A Reggie Hanson bucket put UK up 14-13 early. When Georgia reserve Jody Patton sank a three-pointer (his first at home in SEC play), Sean Sutton responded with back-to-back buckets, putting the visitors on top 18-16.

But then Georgia claimed control. Green buried a three-pointer from the top of the key. Hamilton scored on a drive, while being fouled, then hit the free shot. Green made another three. "They were giving us the shot at the top of the key," he said. "When they do that Coach says we've got to hit them."

A rebound basket from Hanson stopped the skid only briefly. This time Patton knocked in a three, then scored on a drive and Georgia led 30-20, the product of a 14-2 run.

"They just hit some big shots," Eddie Sutton said. "We went to a zone as a change of pace and obviously they shot the ball better than we thought they would. In our zone, we didn't contest the outside shot like we should have. But in the man-to-man, we couldn't contain their dribblers."

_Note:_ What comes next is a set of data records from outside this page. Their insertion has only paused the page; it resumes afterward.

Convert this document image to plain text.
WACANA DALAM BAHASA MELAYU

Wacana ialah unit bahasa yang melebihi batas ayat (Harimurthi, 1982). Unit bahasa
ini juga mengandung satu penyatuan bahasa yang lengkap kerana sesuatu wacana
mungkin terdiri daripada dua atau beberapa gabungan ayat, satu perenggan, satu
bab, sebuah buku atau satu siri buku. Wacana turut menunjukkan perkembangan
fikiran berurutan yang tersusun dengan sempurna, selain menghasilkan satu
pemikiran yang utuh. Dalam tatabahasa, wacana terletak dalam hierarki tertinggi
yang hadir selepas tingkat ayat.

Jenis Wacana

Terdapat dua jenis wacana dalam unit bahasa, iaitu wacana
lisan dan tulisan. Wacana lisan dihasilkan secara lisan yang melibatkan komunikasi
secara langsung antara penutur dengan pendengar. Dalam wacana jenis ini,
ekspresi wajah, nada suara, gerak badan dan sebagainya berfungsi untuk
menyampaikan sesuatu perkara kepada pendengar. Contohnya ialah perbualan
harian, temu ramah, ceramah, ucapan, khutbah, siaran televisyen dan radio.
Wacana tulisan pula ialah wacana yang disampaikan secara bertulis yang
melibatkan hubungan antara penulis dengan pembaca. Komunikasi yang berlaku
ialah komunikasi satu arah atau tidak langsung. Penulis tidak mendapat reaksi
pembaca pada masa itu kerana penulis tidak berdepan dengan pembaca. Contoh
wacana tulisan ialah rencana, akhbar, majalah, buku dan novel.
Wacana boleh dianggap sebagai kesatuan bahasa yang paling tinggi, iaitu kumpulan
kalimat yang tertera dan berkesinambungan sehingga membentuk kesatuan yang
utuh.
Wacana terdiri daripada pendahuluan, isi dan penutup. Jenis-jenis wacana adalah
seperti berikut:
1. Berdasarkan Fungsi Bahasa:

Thus the slower Cats kept picking up fouls. "We didn't want to put them in the bonus because they're such a good free-throw shooting team," Eddie Sutton said. "But I think the first two minutes we picked up three fouls."

Georgia entered the bonus at the 8:07 mark. And with Green and Patton connecting outside, the inside opened for Kessler. The junior scored eight of the Bulldogs' final 12 points before intermission. Six came at the foul line.

A three-point play from Ellis with 27 seconds left cut the Dog halftime lead to less than double digits, 42-33. "We weren't sitting good," Sean Sutton said. "But we still thought we had a good chance to win the game."

UK shot very well -- 58.3 percent from the floor. But the Cats were being bludgeoned on the boards. Kessler had as many by himself (11) as Kentucky did as a team in the first half. Georgia had nine offensive rebounds the first half. The Dogs had seven, for the game, in Lexington.

The trend did not change the second half. A Derrick Miller three-pointer cut the lead to 52-46. But Hamilton came alive, hitting two foul shots, throwing in a three-pointer, then cashing in a fast break, carrying the lead to 13 points, 59-46 with 12 minutes remaining.

Five minutes later, UK sliced it to 63-56. But after hitting a free throw, Kessler missed the second only to have teammate Marshall Wilson grab the rebund. Hamilton hit from the left baseline. And, a possession later, when Chris Mills (who led UK with 19 points) was called for walking the baseline, Wilson got another hoop off a rebound. Georgia 68, Kentucky 56.

The final Cat charge came late. Successive three-pointers from reserves Deron Feldhaus and Richie Farmer cut it to 76-70. A put-back by Mills made it 78-72 with 1:13 remaining.

But Ellis missed a three and Wilson made two foul shots. Miller missed and Green hit two foul shots. Mills missed a three and Kessler, with 20 seconds, put in the final points from the line.

"I was proud of the way we fought back," Eddie Sutton said. "But every time we made a good charge we couldn't get over the hump."

"They're a better team now than the first time we played them," Miller said. "But we helped them, too."

Examples: Kentucky had 18 turnovers to Georgia's nine. Kentucky had 17 defensive rebounds to Georgia's 19 off the offensive glass. Three Cats (Reggie Hanson, Mills and Sutton) fouled out.

Did the much-publicized university board of trustees meeting, concerning the school's report to the NCAA, have any effect on the Cats' play?

"I'm sure that didn't help our preparation," Eddie Sutton said. "But we don't have any control over that. I'm not making any alibis, but I think if we were being honest we couldn't say it didn't bother our basketball team."

"We're just trying to put everything aside and shut it out," Ellis said. "But sometimes that's kind of hard."

Especially when yesterday, Georgia played like, well, Georgia was supposed to play all along.

Durham said, "We'll really enjoy this one."